Community Solutions Inc., in coordination with a hospital, provides pregnant offenders with prenatal care, a place to give birth and three months to bond with their babies, according to its website.
"I don't know if the DOC has that three-month limit, but three months is not adequate for a child-mother bond," said Aileen Keays, project manager for Children with Incarcerated Parents Initiative.
She said she supported the halfway house and that it makes sense for the inmates who were eligible but that a nursery would provide more pregnant women the opportunity to stay with their babies.
Jacobs said that many pregnant women entering prison also have other children who end up entering foster care and the cycle continues.
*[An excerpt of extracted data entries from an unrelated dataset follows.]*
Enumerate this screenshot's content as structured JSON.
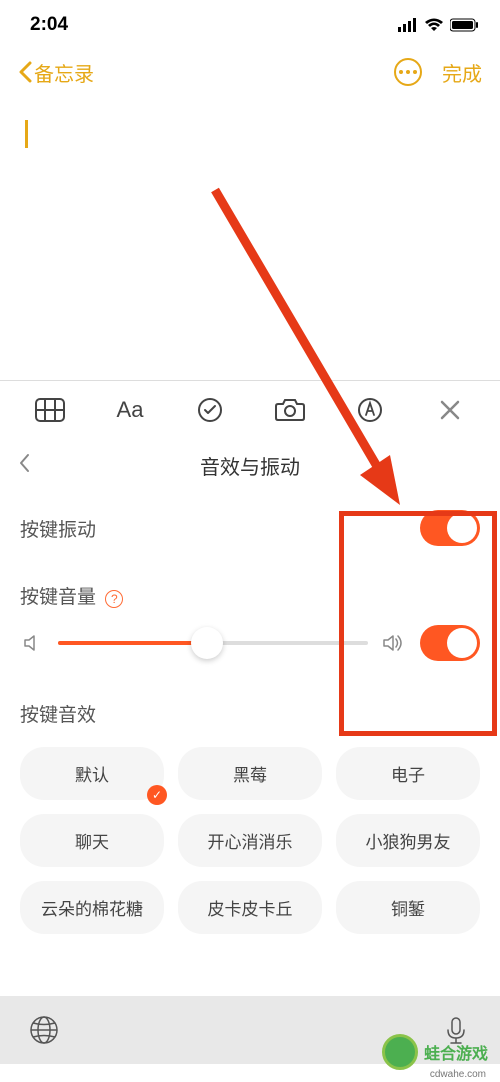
{
  "status": {
    "time": "2:04"
  },
  "nav": {
    "back_label": "备忘录",
    "done_label": "完成"
  },
  "toolbar": {
    "format_label": "Aa"
  },
  "panel": {
    "title": "音效与振动"
  },
  "settings": {
    "vibration_label": "按键振动",
    "volume_label": "按键音量",
    "sound_effect_label": "按键音效"
  },
  "sound_chips": [
    "默认",
    "黑莓",
    "电子",
    "聊天",
    "开心消消乐",
    "小狼狗男友",
    "云朵的棉花糖",
    "皮卡皮卡丘",
    "铜錾"
  ],
  "slider": {
    "value": 48
  },
  "watermark": {
    "text": "蛙合游戏",
    "url": "cdwahe.com"
  }
}
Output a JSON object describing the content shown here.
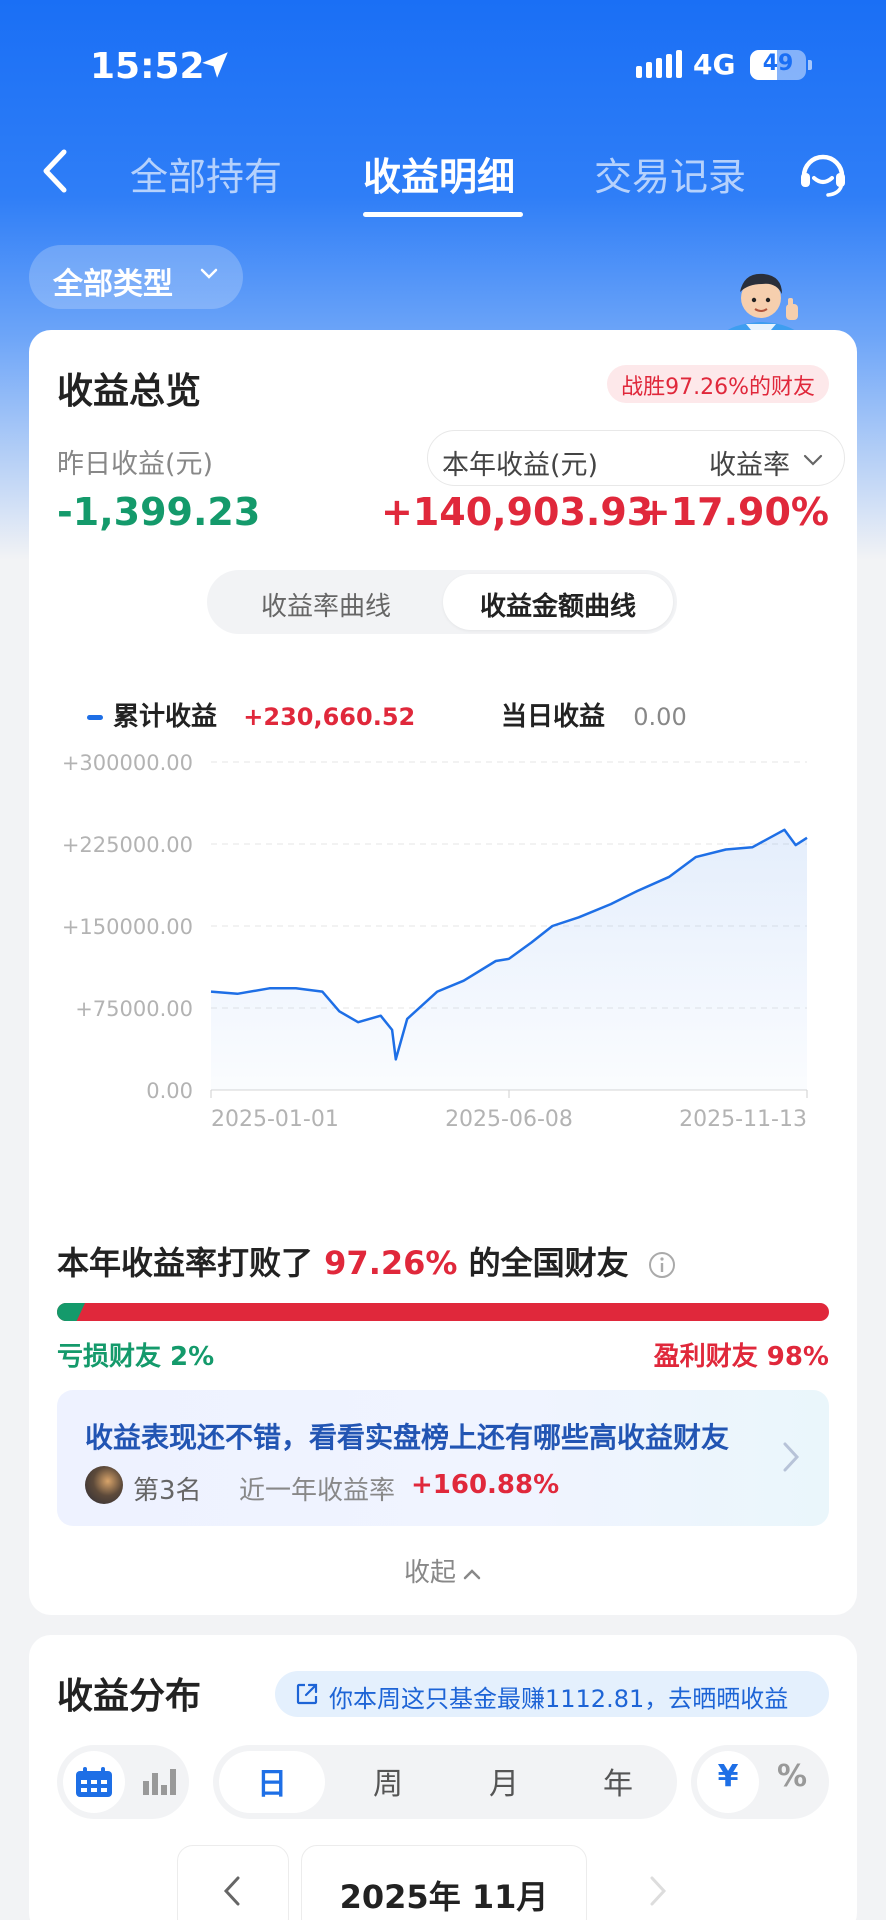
{
  "status": {
    "time": "15:52",
    "network": "4G",
    "battery": "49"
  },
  "nav": {
    "tabs": [
      {
        "label": "全部持有"
      },
      {
        "label": "收益明细"
      },
      {
        "label": "交易记录"
      }
    ],
    "active_tab": 1
  },
  "filter": {
    "type_label": "全部类型"
  },
  "overview": {
    "title": "收益总览",
    "win_badge": "战胜97.26%的财友",
    "yesterday_label": "昨日收益(元)",
    "yesterday_value": "-1,399.23",
    "year_label": "本年收益(元)",
    "rate_label": "收益率",
    "year_value": "+140,903.93",
    "rate_value": "+17.90%",
    "curve_tabs": [
      "收益率曲线",
      "收益金额曲线"
    ],
    "active_curve": 1,
    "legend": {
      "cum_label": "累计收益",
      "cum_value": "+230,660.52",
      "day_label": "当日收益",
      "day_value": "0.00"
    }
  },
  "chart_data": {
    "type": "area",
    "series": [
      {
        "name": "累计收益",
        "color": "#1e6fe6"
      }
    ],
    "x": [
      "2025-01-01",
      "2025-01-15",
      "2025-02-01",
      "2025-02-15",
      "2025-03-01",
      "2025-03-10",
      "2025-03-20",
      "2025-04-01",
      "2025-04-07",
      "2025-04-09",
      "2025-04-15",
      "2025-05-01",
      "2025-05-15",
      "2025-06-01",
      "2025-06-08",
      "2025-06-20",
      "2025-07-01",
      "2025-07-15",
      "2025-08-01",
      "2025-08-15",
      "2025-09-01",
      "2025-09-15",
      "2025-10-01",
      "2025-10-15",
      "2025-11-01",
      "2025-11-07",
      "2025-11-13"
    ],
    "values": [
      90000,
      88000,
      93000,
      93000,
      90000,
      72000,
      62000,
      68000,
      55000,
      28000,
      65000,
      90000,
      100000,
      118000,
      120000,
      135000,
      150000,
      158000,
      170000,
      182000,
      195000,
      213000,
      220000,
      222000,
      238000,
      224000,
      230660.52
    ],
    "y_ticks": [
      "+300000.00",
      "+225000.00",
      "+150000.00",
      "+75000.00",
      "0.00"
    ],
    "x_ticks": [
      "2025-01-01",
      "2025-06-08",
      "2025-11-13"
    ],
    "ylim": [
      0,
      300000
    ],
    "grid": true
  },
  "beat": {
    "prefix": "本年收益率打败了",
    "pct": "97.26%",
    "suffix": "的全国财友",
    "loss_label": "亏损财友 2%",
    "profit_label": "盈利财友 98%",
    "loss_fraction": 0.02
  },
  "promo": {
    "title": "收益表现还不错，看看实盘榜上还有哪些高收益财友",
    "rank": "第3名",
    "rate_label": "近一年收益率",
    "rate_value": "+160.88%"
  },
  "collapse_label": "收起",
  "distribution": {
    "title": "收益分布",
    "share_text": "你本周这只基金最赚1112.81，去晒晒收益",
    "periods": [
      "日",
      "周",
      "月",
      "年"
    ],
    "active_period": 0,
    "units": [
      "¥",
      "%"
    ],
    "active_unit": 0,
    "month_label": "2025年 11月"
  },
  "colors": {
    "primary": "#1e6fe6",
    "gain": "#e0283b",
    "loss": "#149a6b"
  }
}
"If you know that snatching the baby away at birth is setting the mother up to fail, why knowingly do that to anyone?" she said. "Who does that really serve? The private prison industry continues to get paid every time someone is put behind bars, whether it be man, women or child. We have to stop this."
Last year the DOC estimated that the most expensive plan would cost $7.2 million to remodel the Gates Administrative Building. This would create a contained nursery with enough space to have both housing and programs for approximately 20 to 30 inmates and their infants. Based on an estimated 24 mother-and-infant pairs, other first-year costs include $40,000 for start-up, $3.2 million for staffing and $267,000 in other costs.
Last year's financial estimates were high, Keays said. There are several federal programs that provide funding for a prison nursery including, she said.
Martucci said the DOC commissioner was committed to providing early child-mother bonding in some capacity and has a scheduled visit to Bedford Hills Correctional Facility in New York to learn about its prison nursery.
Founded in 1901, Bedford Hills Correctional Facility is the longest running prison nursery in the country. Eight states have prison nurseries, which allow the mother to care for her newborn for up to 36 months depending on the state.